O Bem Viver, programa do Brasil de Fato, traz a artista tabajara cearense que constrói uma trajetória singular marcada por importantes conquistas. Com dez títulos publicados, incluindo obras fundamentais como Coração na Aldeia e Pés no Mundo (2018), A Árvore do Caju e Magistério Indígena e Versos de Poesia – seu primeiro livro, que completa 20 anos –, Auritha Tabajara consolida-se como voz essencial da literatura brasileira contemporânea.
A obra Apytama – Floresta de Histórias (Companhia das Letras), da qual é coautora, conquistou o Prêmio Jabuti 2023, colocando a literatura de cordel de raiz indígena no lugar de maior prestígio das letras nacionais.
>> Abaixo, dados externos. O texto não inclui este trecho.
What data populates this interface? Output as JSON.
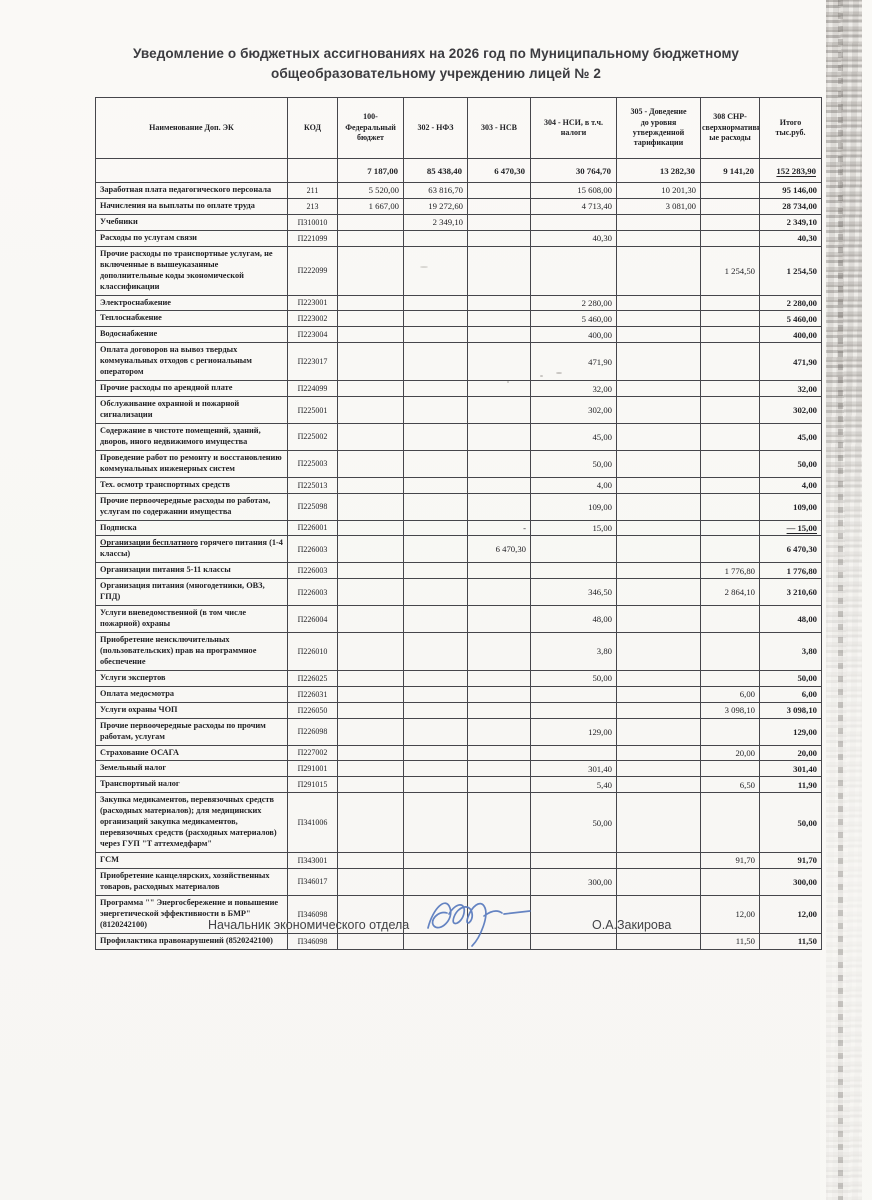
{
  "title": "Уведомление о бюджетных ассигнованиях на 2026 год по Муниципальному бюджетному общеобразовательному учреждению лицей № 2",
  "table": {
    "headers": [
      "Наименование Доп. ЭК",
      "КОД",
      "100-\nФедеральный\nбюджет",
      "302 - НФЗ",
      "303 - НСВ",
      "304  - НСИ, в т.ч.\nналоги",
      "305 - Доведение\nдо уровня\nутвержденной\nтарификации",
      "308 СНР-\nсверхнормативн\nые расходы",
      "Итого\nтыс.руб."
    ],
    "totals": {
      "name": "",
      "code": "",
      "c100": "7 187,00",
      "c302": "85 438,40",
      "c303": "6 470,30",
      "c304": "30 764,70",
      "c305": "13 282,30",
      "c308": "9 141,20",
      "itogo": "152 283,90"
    },
    "rows": [
      {
        "name": "Заработная плата педагогического персонала",
        "code": "211",
        "c100": "5 520,00",
        "c302": "63 816,70",
        "c303": "",
        "c304": "15 608,00",
        "c305": "10 201,30",
        "c308": "",
        "itogo": "95 146,00"
      },
      {
        "name": "Начисления на выплаты по оплате труда",
        "code": "213",
        "c100": "1 667,00",
        "c302": "19 272,60",
        "c303": "",
        "c304": "4 713,40",
        "c305": "3 081,00",
        "c308": "",
        "itogo": "28 734,00"
      },
      {
        "name": "Учебники",
        "code": "П310010",
        "c100": "",
        "c302": "2 349,10",
        "c303": "",
        "c304": "",
        "c305": "",
        "c308": "",
        "itogo": "2 349,10"
      },
      {
        "name": "Расходы по услугам связи",
        "code": "П221099",
        "c100": "",
        "c302": "",
        "c303": "",
        "c304": "40,30",
        "c305": "",
        "c308": "",
        "itogo": "40,30"
      },
      {
        "name": "Прочие расходы по транспортные услугам, не включенные в вышеуказанные дополнительные коды экономической классификации",
        "code": "П222099",
        "c100": "",
        "c302": "",
        "c303": "",
        "c304": "",
        "c305": "",
        "c308": "1 254,50",
        "itogo": "1 254,50"
      },
      {
        "name": "Электроснабжение",
        "code": "П223001",
        "c100": "",
        "c302": "",
        "c303": "",
        "c304": "2 280,00",
        "c305": "",
        "c308": "",
        "itogo": "2 280,00"
      },
      {
        "name": "Теплоснабжение",
        "code": "П223002",
        "c100": "",
        "c302": "",
        "c303": "",
        "c304": "5 460,00",
        "c305": "",
        "c308": "",
        "itogo": "5 460,00"
      },
      {
        "name": "Водоснабжение",
        "code": "П223004",
        "c100": "",
        "c302": "",
        "c303": "",
        "c304": "400,00",
        "c305": "",
        "c308": "",
        "itogo": "400,00"
      },
      {
        "name": "Оплата договоров на вывоз твердых коммунальных отходов с региональным оператором",
        "code": "П223017",
        "c100": "",
        "c302": "",
        "c303": "",
        "c304": "471,90",
        "c305": "",
        "c308": "",
        "itogo": "471,90"
      },
      {
        "name": "Прочие расходы по арендной плате",
        "code": "П224099",
        "c100": "",
        "c302": "",
        "c303": "",
        "c304": "32,00",
        "c305": "",
        "c308": "",
        "itogo": "32,00"
      },
      {
        "name": "Обслуживание охранной и пожарной сигнализации",
        "code": "П225001",
        "c100": "",
        "c302": "",
        "c303": "",
        "c304": "302,00",
        "c305": "",
        "c308": "",
        "itogo": "302,00"
      },
      {
        "name": "Содержание в чистоте помещений, зданий, дворов, иного недвижимого имущества",
        "code": "П225002",
        "c100": "",
        "c302": "",
        "c303": "",
        "c304": "45,00",
        "c305": "",
        "c308": "",
        "itogo": "45,00"
      },
      {
        "name": "Проведение работ по ремонту и восстановлению коммунальных инженерных систем",
        "code": "П225003",
        "c100": "",
        "c302": "",
        "c303": "",
        "c304": "50,00",
        "c305": "",
        "c308": "",
        "itogo": "50,00"
      },
      {
        "name": "Тех. осмотр транспортных средств",
        "code": "П225013",
        "c100": "",
        "c302": "",
        "c303": "",
        "c304": "4,00",
        "c305": "",
        "c308": "",
        "itogo": "4,00"
      },
      {
        "name": "Прочие первоочередные расходы по работам, услугам по содержании имущества",
        "code": "П225098",
        "c100": "",
        "c302": "",
        "c303": "",
        "c304": "109,00",
        "c305": "",
        "c308": "",
        "itogo": "109,00"
      },
      {
        "name": "Подписка",
        "code": "П226001",
        "c100": "",
        "c302": "",
        "c303": "-",
        "c304": "15,00",
        "c305": "",
        "c308": "",
        "itogo": "—  15,00",
        "itogo_underline": true
      },
      {
        "name_u": "Организации бесплатного",
        "name_rest": " горячего питания (1-4 классы)",
        "name": "Организации бесплатного горячего питания (1-4 классы)",
        "code": "П226003",
        "c100": "",
        "c302": "",
        "c303": "6 470,30",
        "c304": "",
        "c305": "",
        "c308": "",
        "itogo": "6 470,30"
      },
      {
        "name": "Организации питания 5-11 классы",
        "code": "П226003",
        "c100": "",
        "c302": "",
        "c303": "",
        "c304": "",
        "c305": "",
        "c308": "1 776,80",
        "itogo": "1 776,80"
      },
      {
        "name": "Организация питания (многодетники, ОВЗ, ГПД)",
        "code": "П226003",
        "c100": "",
        "c302": "",
        "c303": "",
        "c304": "346,50",
        "c305": "",
        "c308": "2 864,10",
        "itogo": "3 210,60"
      },
      {
        "name": "Услуги вневедомственной (в том числе пожарной) охраны",
        "code": "П226004",
        "c100": "",
        "c302": "",
        "c303": "",
        "c304": "48,00",
        "c305": "",
        "c308": "",
        "itogo": "48,00"
      },
      {
        "name": "Приобретение неисключительных (пользовательских) прав на программное обеспечение",
        "code": "П226010",
        "c100": "",
        "c302": "",
        "c303": "",
        "c304": "3,80",
        "c305": "",
        "c308": "",
        "itogo": "3,80"
      },
      {
        "name": "Услуги экспертов",
        "code": "П226025",
        "c100": "",
        "c302": "",
        "c303": "",
        "c304": "50,00",
        "c305": "",
        "c308": "",
        "itogo": "50,00"
      },
      {
        "name": "Оплата медосмотра",
        "code": "П226031",
        "c100": "",
        "c302": "",
        "c303": "",
        "c304": "",
        "c305": "",
        "c308": "6,00",
        "itogo": "6,00"
      },
      {
        "name": "Услуги охраны ЧОП",
        "code": "П226050",
        "c100": "",
        "c302": "",
        "c303": "",
        "c304": "",
        "c305": "",
        "c308": "3 098,10",
        "itogo": "3 098,10"
      },
      {
        "name": "Прочие первоочередные расходы по прочим работам, услугам",
        "code": "П226098",
        "c100": "",
        "c302": "",
        "c303": "",
        "c304": "129,00",
        "c305": "",
        "c308": "",
        "itogo": "129,00"
      },
      {
        "name": "Страхование ОСАГА",
        "code": "П227002",
        "c100": "",
        "c302": "",
        "c303": "",
        "c304": "",
        "c305": "",
        "c308": "20,00",
        "itogo": "20,00"
      },
      {
        "name": "Земельный налог",
        "code": "П291001",
        "c100": "",
        "c302": "",
        "c303": "",
        "c304": "301,40",
        "c305": "",
        "c308": "",
        "itogo": "301,40"
      },
      {
        "name": "Транспортный налог",
        "code": "П291015",
        "c100": "",
        "c302": "",
        "c303": "",
        "c304": "5,40",
        "c305": "",
        "c308": "6,50",
        "itogo": "11,90"
      },
      {
        "name": "Закупка медикаментов, перевязочных средств (расходных материалов); для медицинских организаций закупка медикаментов, перевязочных средств (расходных материалов) через ГУП \"Т аттехмедфарм\"",
        "code": "П341006",
        "c100": "",
        "c302": "",
        "c303": "",
        "c304": "50,00",
        "c305": "",
        "c308": "",
        "itogo": "50,00"
      },
      {
        "name": "ГСМ",
        "code": "П343001",
        "c100": "",
        "c302": "",
        "c303": "",
        "c304": "",
        "c305": "",
        "c308": "91,70",
        "itogo": "91,70"
      },
      {
        "name": "Приобретение канцелярских, хозяйственных товаров, расходных материалов",
        "code": "П346017",
        "c100": "",
        "c302": "",
        "c303": "",
        "c304": "300,00",
        "c305": "",
        "c308": "",
        "itogo": "300,00"
      },
      {
        "name": "Программа \"\" Энергосбережение и повышение энергетической эффективности в БМР\" (8120242100)",
        "code": "П346098",
        "c100": "",
        "c302": "",
        "c303": "",
        "c304": "",
        "c305": "",
        "c308": "12,00",
        "itogo": "12,00"
      },
      {
        "name": "Профилактика правонарушений (8520242100)",
        "code": "П346098",
        "c100": "",
        "c302": "",
        "c303": "",
        "c304": "",
        "c305": "",
        "c308": "11,50",
        "itogo": "11,50"
      }
    ]
  },
  "signature": {
    "position": "Начальник экономического отдела",
    "name": "О.А.Закирова",
    "ink_color": "#5577bd"
  },
  "colors": {
    "text": "#222226",
    "border": "#46464b",
    "title": "#3c3c40"
  }
}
Membro da Academia Internacional de Literatura Brasileira, a autora expande fronteiras com traduções para o inglês e participações em feiras internacionais, como a Feira Internacional do Livro de Bogotá (FILBo).
Herdeira da sabedoria de dona Francisca Gomes, sua avó de 96 anos – “parteira, benzedeira, mezinheira e uma das maiores contadoras de histórias da nossa região” –, Auritha Tabajara aprendeu que “não se deve cortar as pontas das asas secretas com as quais se nasceu”. O trabalho dela entrelaça a força da oralidade ancestral com o poder da palavra escrita, afirmando, no papel, o que sempre esteve gravado na memória de seu povo.
Nesta entrevista, a artista fala sobre machismo, resistência e o lugar da mulher indígena na literatura: “Não nasci para ser submissa, nasci para ser livre. E quero que outras mulheres sejam livres”. Uma trajetória que honra o passado, ilumina o presente e abre caminhos para futuras gerações.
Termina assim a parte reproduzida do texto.